According to a sign next to the donkey, I’ve arrived at the Kinderbauernhof, or children’s farm, of Mauerplatz. The name of the farm hints at its rich geographical history: called “Mauerplatz,” or “Wall Square,” it is located along what was once the western edge of the Berlin Wall. In 1981, the residents of Kreuzberg selected this vacant, rubble-filled spot to establish the farm. Children assisted in its construction, and the farm today is quite popular among the neighborhood’s young residents. I admire one goat’s particularly robust tuft of chin hair before I exit back onto the street to continue my search for Bonanza.

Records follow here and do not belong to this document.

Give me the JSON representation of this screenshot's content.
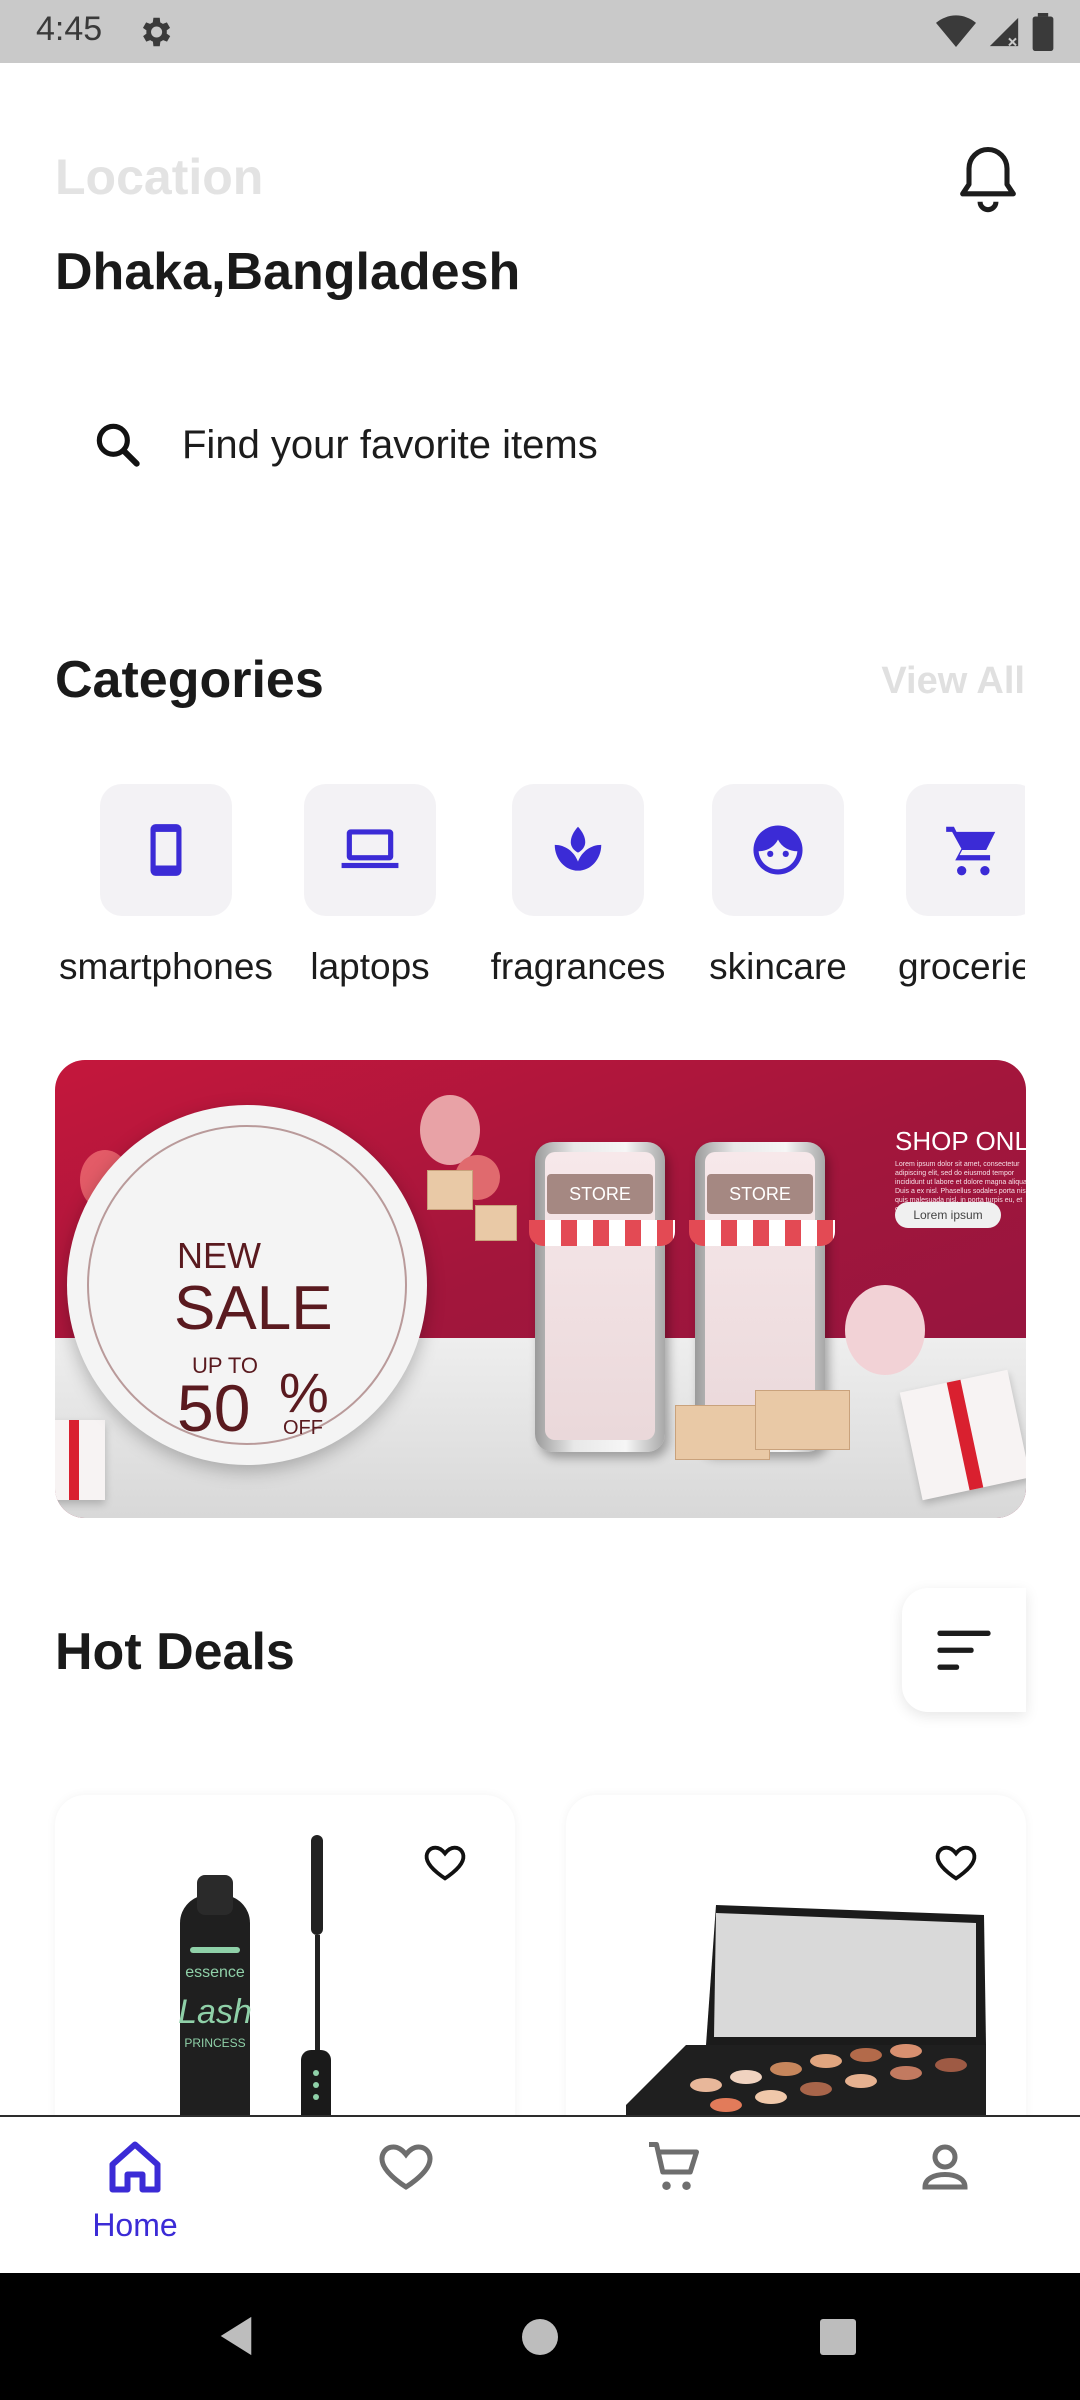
{
  "status_bar": {
    "time": "4:45"
  },
  "header": {
    "location_label": "Location",
    "location_value": "Dhaka,Bangladesh"
  },
  "search": {
    "placeholder": "Find your favorite items"
  },
  "categories": {
    "title": "Categories",
    "view_all": "View All",
    "items": [
      {
        "label": "smartphones",
        "icon": "smartphone-icon"
      },
      {
        "label": "laptops",
        "icon": "laptop-icon"
      },
      {
        "label": "fragrances",
        "icon": "spa-icon"
      },
      {
        "label": "skincare",
        "icon": "face-icon"
      },
      {
        "label": "groceries",
        "icon": "cart-icon"
      }
    ]
  },
  "banner": {
    "badge_new": "NEW",
    "badge_sale": "SALE",
    "badge_upto": "UP TO",
    "badge_value": "50",
    "badge_percent": "%",
    "badge_off": "OFF",
    "store_sign": "STORE",
    "shop_title": "SHOP ONLINE",
    "shop_body": "Lorem ipsum dolor sit amet, consectetur adipiscing elit, sed do eiusmod tempor incididunt ut labore et dolore magna aliqua. Duis a ex nisl. Phasellus sodales porta nisi, quis malesuada nisl, in porta turpis eu, et commodo.",
    "shop_button": "Lorem ipsum"
  },
  "hot_deals": {
    "title": "Hot Deals",
    "products": [
      {
        "image": "mascara",
        "brand_text": "essence",
        "product_text": "Lash",
        "sub_text": "PRINCESS"
      },
      {
        "image": "eyeshadow-palette"
      }
    ]
  },
  "bottom_nav": {
    "items": [
      {
        "label": "Home",
        "icon": "home-icon",
        "active": true
      },
      {
        "label": "",
        "icon": "heart-icon",
        "active": false
      },
      {
        "label": "",
        "icon": "cart-icon",
        "active": false
      },
      {
        "label": "",
        "icon": "person-icon",
        "active": false
      }
    ]
  },
  "colors": {
    "accent": "#3b2bd6",
    "banner_red": "#b3163b",
    "tile_bg": "#f3f2f5",
    "muted_text": "#e3e3e3"
  }
}
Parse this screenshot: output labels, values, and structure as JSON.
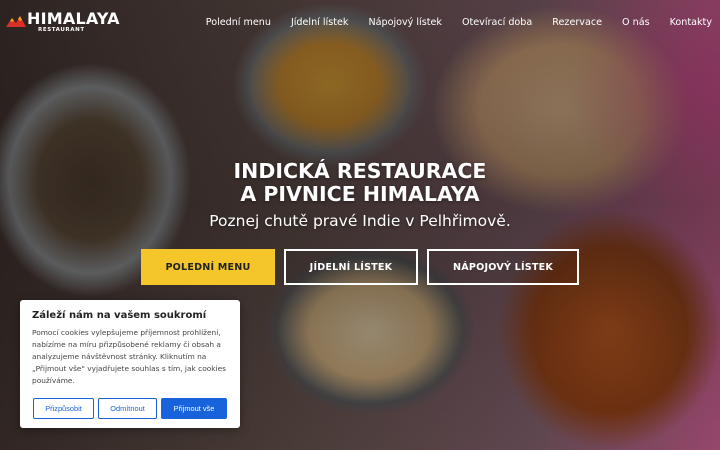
{
  "brand": {
    "name": "HIMALAYA",
    "tagline": "RESTAURANT"
  },
  "nav": {
    "items": [
      {
        "label": "Polední menu"
      },
      {
        "label": "Jídelní lístek"
      },
      {
        "label": "Nápojový lístek"
      },
      {
        "label": "Otevírací doba"
      },
      {
        "label": "Rezervace"
      },
      {
        "label": "O nás"
      },
      {
        "label": "Kontakty"
      }
    ]
  },
  "hero": {
    "title_line1": "INDICKÁ RESTAURACE",
    "title_line2": "A PIVNICE HIMALAYA",
    "subtitle": "Poznej chutě pravé Indie v Pelhřimově.",
    "buttons": {
      "lunch": "POLEDNÍ MENU",
      "menu": "JÍDELNÍ LÍSTEK",
      "drinks": "NÁPOJOVÝ LÍSTEK"
    }
  },
  "cookie": {
    "title": "Záleží nám na vašem soukromí",
    "text": "Pomocí cookies vylepšujeme příjemnost prohlížení, nabízíme na míru přizpůsobené reklamy či obsah a analyzujeme návštěvnost stránky. Kliknutím na „Přijmout vše\" vyjadřujete souhlas s tím, jak cookies používáme.",
    "customize": "Přizpůsobit",
    "reject": "Odmítnout",
    "accept": "Přijmout vše"
  },
  "colors": {
    "accent_yellow": "#f5c62a",
    "cookie_blue": "#1863dc",
    "logo_red": "#d8312a",
    "logo_orange": "#f39a1f"
  }
}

Between Bethaniendamm and its neighboring street, Engeldamm, I come to a sunken garden filled with trees, flowers, and bench-dotted pathways, hidden from the sounds and sights of the city by brick walls. I once met a man whose apartment had overlooked this garden. He explained its layered backstory: during the 19th and early 20th centuries, the garden was actually a waterway connecting the Landwehr Canal with the River Spree. The waterway was filled in just before World War II and transformed into a garden; following the war and the construction of the Berlin Wall, it became part of the death strip between East and West Berlin. After the Wall fell, the former no-man’s-land was converted once again into a green corridor. Today, the sunken garden offers pedestrians a peaceful contrast to the elevated street traffic, as well as to Berlin’s war-torn past.
Berlin is something of a time warp, a city whose layers of history are felt during even the shortest of strolls—or, in my case, a digressive search for a coffee shop. Having eventually circled back from the sunken garden to Adalbertstraße, I notice an alley next to the Kinderbauernhof with a partially open gate at its entrance. A sign above the gate, accompanied by an arrow curving to the left, reads: “Bonanza 40m—in the courtyard.”
Two apartment buildings line the southern side of the alley. The first is covered by long, lush vines that conceal the busy nests of sparrows and the watchful eyes of housecats. The second features a bright mural in which a cloud licks a smiling sun and a cow leans against an orange house, smoking a pipe. On the northern side of the alley, partially obstructed from view by a plant-entwined fence, stand the peaceful ponies of the Kinderbauernhof; beyond, the canal-turned-sunken-garden-turned-death-strip-turned-sunken-garden-once-more.
To stand between and amongst these worlds is an overdose of the senses: a palpable, polyphonic experience of the vital contradictions that shape Berlin. I turn the corner, arriving at last at my destination.